February Uptick in Exports Swamped by Imports

A $1.8 billion rise in manufactured exports in February – the first rise in five months – was swamped by a $3.5 billion jump in imports, sending America’s trade deficit in manufactured goods to its third worst reading ever – $59.7 billion vs. the record of $63.7 billion set in March, 2015.

Since president Obama vowed in January, 2010 to double exports, the overall trade deficit has held fairly steady, thanks only to a slowdown in oil imports.  But the trade deficit in manufactured goods continues to worsen exponentially.  Here’s the chart:  Manf’d Goods Balance of Trade.

Manufactured exports haven’t risen in five years.  In February they were actually below the March, 2011 level.

If America were a business and Obama was the CEO, he’d have been fired long ago for such a pathetic performance.

4 Responses to February Uptick in Exports Swamped by Imports

  1. netbacker says:

    “If America were a business” That’s the problem with this kind of assessment. National governments are not like Businesses or households. Those who do not understand the difference between monetary sovereignty and monetary non-soverrigenty do not understand economics.
    -Nathan

  2. Pete Murphy says:

    Nathan, can you elaborate on how “monetary sovereignty” plays into the balance of trade issue?

  3. Anonymous says:

    Oh, that. I’ve seen that before. The one thing the author gets right is that monetary exchange rates have nothing to do with trade deficits.

    The rest is baloney. For example: “… The logic of the market is that consumers will demand what they think is best. It is clear that they no longer think US production fits that category. That might be heart-wrenching for the dying manufacturing towns – as it was as agriculture waned some decades earlier and communities vanished – but I doubt that you want to argue for protection where the rest of the US consumers subsidise the jobs of a few who can no longer produce attractive enough products in their own right.

    Further, while manufacturing in the US has declined (as it has in most advanced nations), the high productivity manufacturing jobs have stayed in the US. The low wage jobs have been exported to China, India and elsewhere.”

    The fact is that manufacturing jobs across the board – both high productivity and low productivity – have gone overseas.

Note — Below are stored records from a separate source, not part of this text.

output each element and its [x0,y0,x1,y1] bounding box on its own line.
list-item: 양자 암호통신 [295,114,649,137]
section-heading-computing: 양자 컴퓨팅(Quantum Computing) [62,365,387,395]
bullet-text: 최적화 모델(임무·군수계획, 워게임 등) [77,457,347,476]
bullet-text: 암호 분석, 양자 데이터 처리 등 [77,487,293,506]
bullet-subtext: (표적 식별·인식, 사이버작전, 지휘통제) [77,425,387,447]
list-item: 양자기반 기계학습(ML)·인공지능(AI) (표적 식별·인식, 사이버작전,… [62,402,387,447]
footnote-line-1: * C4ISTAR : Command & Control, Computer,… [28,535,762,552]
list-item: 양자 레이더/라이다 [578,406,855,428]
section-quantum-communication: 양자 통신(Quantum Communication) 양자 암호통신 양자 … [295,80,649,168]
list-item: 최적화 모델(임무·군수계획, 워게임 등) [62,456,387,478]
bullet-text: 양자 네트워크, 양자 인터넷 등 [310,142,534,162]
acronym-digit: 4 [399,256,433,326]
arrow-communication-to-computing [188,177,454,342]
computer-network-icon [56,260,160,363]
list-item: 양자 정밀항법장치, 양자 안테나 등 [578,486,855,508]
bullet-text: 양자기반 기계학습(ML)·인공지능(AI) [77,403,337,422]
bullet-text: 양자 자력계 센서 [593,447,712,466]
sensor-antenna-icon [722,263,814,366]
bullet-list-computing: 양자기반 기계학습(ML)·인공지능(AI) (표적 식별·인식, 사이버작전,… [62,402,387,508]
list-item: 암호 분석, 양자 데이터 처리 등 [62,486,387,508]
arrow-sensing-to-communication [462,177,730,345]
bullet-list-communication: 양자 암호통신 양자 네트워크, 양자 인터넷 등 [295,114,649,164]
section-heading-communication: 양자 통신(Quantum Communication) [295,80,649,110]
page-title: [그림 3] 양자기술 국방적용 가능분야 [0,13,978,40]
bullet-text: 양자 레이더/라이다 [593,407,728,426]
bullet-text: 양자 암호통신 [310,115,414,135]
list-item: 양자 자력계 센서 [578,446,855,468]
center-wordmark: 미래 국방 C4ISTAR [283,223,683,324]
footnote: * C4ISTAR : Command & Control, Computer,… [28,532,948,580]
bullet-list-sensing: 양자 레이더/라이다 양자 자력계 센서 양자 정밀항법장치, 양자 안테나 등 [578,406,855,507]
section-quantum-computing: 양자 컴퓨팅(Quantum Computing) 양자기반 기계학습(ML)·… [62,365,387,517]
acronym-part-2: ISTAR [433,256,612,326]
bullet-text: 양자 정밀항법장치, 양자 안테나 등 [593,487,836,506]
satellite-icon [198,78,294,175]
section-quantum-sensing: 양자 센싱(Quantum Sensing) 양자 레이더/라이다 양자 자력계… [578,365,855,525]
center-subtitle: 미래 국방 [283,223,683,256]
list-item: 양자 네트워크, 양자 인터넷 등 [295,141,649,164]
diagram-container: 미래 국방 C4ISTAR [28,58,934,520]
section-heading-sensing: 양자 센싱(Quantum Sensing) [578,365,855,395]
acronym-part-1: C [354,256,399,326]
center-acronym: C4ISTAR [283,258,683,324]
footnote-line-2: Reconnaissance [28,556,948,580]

The notion that low wages are the driving force simply doesn’t hold water. Take China for example. Since the U.S. began trading with China in 2000, Chinese wages have quadrupled. Yet, instead of slowing the trade deficit the U.S. has with China, it has accelerated.

    When expressed in per capita terms, our trade deficit with China in manufactured goods barely makes a list of the top 20. The list is actually dominated by high wage nations like Ireland, Germany, Japan, Switzerland, Taiwan and a host of others.

    I encourage you to study the wealth of data I’ve generated on this subject. If you do, you’ll come to understand that trade imbalances are driven by disparities in population density and almost nothing else – not monetary valuations and not low wages.